Abstract: We provide an alternative method for constructing lattice-based digital signatures which does not use the hash-and-sign'' methodology of Gentry, Peikert, and Vaikuntanathan (STOC 2008). Our resulting signature scheme is secure, in the random oracle model, based on the worst-case hardness of the $\tilde{O}(n^{1.5})-SIVP$ problem in general lattices. The secret key, public key, and the signature size of our scheme are smaller than in all previous instantiations of the hash-and-sign signature, and our signing algorithm is also much simpler, requiring just a few matrix-vector multiplications and rejection samplings. We then also show that by slightly changing the parameters, one can get even more efficient signatures that are based on the hardness of the Learning With Errors problem. Our construction naturally transfers to the ring setting, where the size of the public and secret keys can be significantly shrunk, which results in the most practical to-date provably secure signature scheme based on lattices.
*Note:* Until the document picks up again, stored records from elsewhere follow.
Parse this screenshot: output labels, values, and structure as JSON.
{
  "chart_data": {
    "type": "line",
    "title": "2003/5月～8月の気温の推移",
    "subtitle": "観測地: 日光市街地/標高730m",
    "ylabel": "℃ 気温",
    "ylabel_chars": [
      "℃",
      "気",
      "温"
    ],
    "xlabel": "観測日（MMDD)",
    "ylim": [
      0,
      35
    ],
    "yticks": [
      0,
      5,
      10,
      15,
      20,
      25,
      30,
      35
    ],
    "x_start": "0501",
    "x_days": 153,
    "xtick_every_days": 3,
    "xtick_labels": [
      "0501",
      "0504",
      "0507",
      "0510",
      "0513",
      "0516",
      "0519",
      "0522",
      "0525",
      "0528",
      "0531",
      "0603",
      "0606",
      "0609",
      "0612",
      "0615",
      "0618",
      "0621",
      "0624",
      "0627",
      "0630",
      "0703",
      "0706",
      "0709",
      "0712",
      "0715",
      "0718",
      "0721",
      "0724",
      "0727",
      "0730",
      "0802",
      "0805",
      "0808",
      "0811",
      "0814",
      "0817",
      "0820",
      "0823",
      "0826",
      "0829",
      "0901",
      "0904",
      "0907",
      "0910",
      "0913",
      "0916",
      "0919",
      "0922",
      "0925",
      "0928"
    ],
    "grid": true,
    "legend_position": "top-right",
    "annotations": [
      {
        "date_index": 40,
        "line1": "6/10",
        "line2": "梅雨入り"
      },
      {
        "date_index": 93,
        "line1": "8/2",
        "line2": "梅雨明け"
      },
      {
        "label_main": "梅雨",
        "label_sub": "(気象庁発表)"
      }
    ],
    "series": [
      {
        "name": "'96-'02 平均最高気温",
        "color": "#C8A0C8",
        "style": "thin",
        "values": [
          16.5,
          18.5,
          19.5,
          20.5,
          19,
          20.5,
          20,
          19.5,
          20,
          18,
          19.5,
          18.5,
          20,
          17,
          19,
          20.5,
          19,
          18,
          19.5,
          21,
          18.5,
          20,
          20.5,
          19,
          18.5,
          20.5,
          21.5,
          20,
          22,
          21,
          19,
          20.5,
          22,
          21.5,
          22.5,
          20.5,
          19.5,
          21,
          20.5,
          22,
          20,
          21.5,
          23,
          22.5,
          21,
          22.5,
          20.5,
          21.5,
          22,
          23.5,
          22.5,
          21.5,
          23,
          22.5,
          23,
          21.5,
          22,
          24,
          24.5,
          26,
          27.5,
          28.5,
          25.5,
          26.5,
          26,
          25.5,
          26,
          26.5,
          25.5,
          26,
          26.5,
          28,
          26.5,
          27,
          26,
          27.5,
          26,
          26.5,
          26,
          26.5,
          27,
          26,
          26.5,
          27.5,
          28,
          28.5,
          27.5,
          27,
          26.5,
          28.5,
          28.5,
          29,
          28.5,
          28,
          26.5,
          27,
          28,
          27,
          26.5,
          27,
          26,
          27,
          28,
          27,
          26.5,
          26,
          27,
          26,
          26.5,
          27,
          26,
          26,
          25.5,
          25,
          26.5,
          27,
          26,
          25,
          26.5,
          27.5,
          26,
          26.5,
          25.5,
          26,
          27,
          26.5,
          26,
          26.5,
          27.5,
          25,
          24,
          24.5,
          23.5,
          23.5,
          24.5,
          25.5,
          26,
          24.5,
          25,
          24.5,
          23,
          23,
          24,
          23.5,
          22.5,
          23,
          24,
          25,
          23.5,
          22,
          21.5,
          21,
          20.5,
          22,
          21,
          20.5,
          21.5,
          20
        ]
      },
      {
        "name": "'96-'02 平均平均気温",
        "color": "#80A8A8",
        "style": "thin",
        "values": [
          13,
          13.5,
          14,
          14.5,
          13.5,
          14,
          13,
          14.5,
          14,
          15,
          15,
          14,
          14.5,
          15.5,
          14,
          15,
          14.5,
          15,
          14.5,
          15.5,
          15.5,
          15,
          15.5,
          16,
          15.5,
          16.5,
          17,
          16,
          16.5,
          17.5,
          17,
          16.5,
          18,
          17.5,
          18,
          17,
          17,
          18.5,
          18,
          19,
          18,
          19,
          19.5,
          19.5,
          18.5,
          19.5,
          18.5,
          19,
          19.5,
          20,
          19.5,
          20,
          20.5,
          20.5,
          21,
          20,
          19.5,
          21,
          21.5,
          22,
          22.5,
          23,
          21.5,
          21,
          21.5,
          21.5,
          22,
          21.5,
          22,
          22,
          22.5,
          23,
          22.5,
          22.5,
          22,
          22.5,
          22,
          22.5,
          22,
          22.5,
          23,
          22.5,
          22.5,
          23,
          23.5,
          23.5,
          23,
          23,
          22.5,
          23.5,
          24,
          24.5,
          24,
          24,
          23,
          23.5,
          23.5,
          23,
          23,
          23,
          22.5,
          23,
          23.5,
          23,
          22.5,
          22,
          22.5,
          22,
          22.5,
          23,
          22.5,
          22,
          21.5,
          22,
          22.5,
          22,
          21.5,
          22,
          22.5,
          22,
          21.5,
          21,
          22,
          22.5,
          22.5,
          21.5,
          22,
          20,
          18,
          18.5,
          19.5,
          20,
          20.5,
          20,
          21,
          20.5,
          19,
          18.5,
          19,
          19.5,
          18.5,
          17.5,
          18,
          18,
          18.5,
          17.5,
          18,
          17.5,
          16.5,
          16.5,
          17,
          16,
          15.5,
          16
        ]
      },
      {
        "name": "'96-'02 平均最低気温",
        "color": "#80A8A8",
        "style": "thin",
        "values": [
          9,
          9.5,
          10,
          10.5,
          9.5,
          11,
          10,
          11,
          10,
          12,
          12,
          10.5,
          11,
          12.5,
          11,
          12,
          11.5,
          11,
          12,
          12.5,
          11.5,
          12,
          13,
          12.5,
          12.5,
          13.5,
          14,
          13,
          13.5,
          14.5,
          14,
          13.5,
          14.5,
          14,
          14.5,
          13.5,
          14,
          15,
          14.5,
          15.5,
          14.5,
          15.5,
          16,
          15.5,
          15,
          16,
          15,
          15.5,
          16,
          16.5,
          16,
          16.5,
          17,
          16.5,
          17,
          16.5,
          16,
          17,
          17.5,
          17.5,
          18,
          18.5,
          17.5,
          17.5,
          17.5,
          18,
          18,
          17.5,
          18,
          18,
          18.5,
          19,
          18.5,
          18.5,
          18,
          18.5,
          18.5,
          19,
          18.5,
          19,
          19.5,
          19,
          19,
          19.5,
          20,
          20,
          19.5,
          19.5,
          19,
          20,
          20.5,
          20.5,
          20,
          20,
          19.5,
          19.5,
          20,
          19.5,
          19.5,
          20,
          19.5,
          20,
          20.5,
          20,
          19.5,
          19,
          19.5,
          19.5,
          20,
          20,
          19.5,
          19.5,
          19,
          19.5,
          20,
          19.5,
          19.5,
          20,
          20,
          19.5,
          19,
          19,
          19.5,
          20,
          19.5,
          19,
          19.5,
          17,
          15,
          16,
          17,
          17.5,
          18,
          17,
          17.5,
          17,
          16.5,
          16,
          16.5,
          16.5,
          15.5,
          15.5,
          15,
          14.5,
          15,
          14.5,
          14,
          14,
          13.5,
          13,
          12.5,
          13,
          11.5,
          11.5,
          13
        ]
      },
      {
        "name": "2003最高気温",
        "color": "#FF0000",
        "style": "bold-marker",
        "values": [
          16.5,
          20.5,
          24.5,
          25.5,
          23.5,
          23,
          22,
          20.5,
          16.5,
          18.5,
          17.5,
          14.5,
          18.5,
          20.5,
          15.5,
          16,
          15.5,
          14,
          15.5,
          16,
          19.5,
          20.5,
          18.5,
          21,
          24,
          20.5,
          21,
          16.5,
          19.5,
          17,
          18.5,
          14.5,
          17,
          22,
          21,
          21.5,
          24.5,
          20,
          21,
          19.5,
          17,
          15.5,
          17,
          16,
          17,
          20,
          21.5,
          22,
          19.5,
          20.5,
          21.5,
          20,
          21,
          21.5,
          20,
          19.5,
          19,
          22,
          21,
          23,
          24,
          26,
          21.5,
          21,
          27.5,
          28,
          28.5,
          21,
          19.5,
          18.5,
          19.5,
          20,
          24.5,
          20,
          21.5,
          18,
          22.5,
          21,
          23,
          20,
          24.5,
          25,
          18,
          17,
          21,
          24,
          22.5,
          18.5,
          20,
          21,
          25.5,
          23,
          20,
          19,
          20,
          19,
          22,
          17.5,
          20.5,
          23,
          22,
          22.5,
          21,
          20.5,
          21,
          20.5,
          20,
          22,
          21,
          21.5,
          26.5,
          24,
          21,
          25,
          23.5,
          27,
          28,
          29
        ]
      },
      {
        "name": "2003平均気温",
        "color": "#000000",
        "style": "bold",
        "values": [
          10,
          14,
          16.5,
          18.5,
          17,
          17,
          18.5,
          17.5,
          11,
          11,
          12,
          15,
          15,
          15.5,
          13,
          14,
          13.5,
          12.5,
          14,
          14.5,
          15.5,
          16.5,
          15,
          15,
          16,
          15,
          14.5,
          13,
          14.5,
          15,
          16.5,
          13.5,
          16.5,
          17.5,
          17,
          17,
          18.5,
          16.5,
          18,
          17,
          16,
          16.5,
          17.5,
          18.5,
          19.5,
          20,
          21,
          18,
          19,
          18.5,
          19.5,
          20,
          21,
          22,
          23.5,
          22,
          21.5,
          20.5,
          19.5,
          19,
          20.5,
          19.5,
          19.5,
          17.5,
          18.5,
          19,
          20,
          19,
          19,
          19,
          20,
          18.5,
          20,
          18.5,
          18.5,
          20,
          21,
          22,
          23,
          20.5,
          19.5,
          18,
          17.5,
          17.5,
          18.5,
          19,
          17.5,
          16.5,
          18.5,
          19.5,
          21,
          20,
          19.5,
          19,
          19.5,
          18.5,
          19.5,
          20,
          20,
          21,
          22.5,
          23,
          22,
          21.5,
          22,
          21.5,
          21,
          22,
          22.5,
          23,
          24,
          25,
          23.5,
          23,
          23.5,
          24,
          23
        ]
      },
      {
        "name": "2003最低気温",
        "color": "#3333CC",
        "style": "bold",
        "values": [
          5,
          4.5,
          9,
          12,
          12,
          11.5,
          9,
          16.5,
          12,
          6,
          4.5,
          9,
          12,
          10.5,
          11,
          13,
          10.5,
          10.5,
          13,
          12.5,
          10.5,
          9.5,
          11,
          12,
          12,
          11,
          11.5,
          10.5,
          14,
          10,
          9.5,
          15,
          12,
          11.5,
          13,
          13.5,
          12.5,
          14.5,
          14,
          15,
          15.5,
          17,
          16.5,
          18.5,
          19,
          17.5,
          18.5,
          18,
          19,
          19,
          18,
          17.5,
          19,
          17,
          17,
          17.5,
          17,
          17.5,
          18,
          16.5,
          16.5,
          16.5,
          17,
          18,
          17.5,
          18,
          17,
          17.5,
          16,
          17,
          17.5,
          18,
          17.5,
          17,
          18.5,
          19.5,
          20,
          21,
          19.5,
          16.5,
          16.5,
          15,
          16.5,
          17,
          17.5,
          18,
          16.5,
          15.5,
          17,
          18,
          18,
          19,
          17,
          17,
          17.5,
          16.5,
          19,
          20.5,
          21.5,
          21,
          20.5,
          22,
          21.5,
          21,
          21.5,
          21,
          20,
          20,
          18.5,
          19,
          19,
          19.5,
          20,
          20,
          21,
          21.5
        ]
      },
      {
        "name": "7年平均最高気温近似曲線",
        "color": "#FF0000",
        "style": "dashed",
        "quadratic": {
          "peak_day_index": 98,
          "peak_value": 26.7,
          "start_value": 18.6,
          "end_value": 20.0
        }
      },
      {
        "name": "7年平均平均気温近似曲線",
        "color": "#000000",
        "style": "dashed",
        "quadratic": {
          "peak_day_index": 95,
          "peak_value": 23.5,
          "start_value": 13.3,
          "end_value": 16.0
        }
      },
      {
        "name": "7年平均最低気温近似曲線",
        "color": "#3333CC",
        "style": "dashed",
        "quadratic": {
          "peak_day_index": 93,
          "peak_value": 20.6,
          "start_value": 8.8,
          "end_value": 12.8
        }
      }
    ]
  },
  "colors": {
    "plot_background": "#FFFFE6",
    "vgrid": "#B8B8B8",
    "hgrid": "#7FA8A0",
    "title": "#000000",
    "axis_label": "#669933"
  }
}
Category / Keywords: public-key cryptography / Lattice-Based Cryptography,Digital Signatures, Knapsacks, Learning With Errors

Publication Info: Full version of paper appearing at Eurocrypt 2012

Date: received 1 Oct 2011, last revised 29 Jul 2012

Contact author: vadim lyubashevsky at ens fr

Available format(s): PDF | BibTeX Citation

Note: Tightened some parameters, and made them compatible with the hardness of the decision (as opposed to search) version of lattice problems.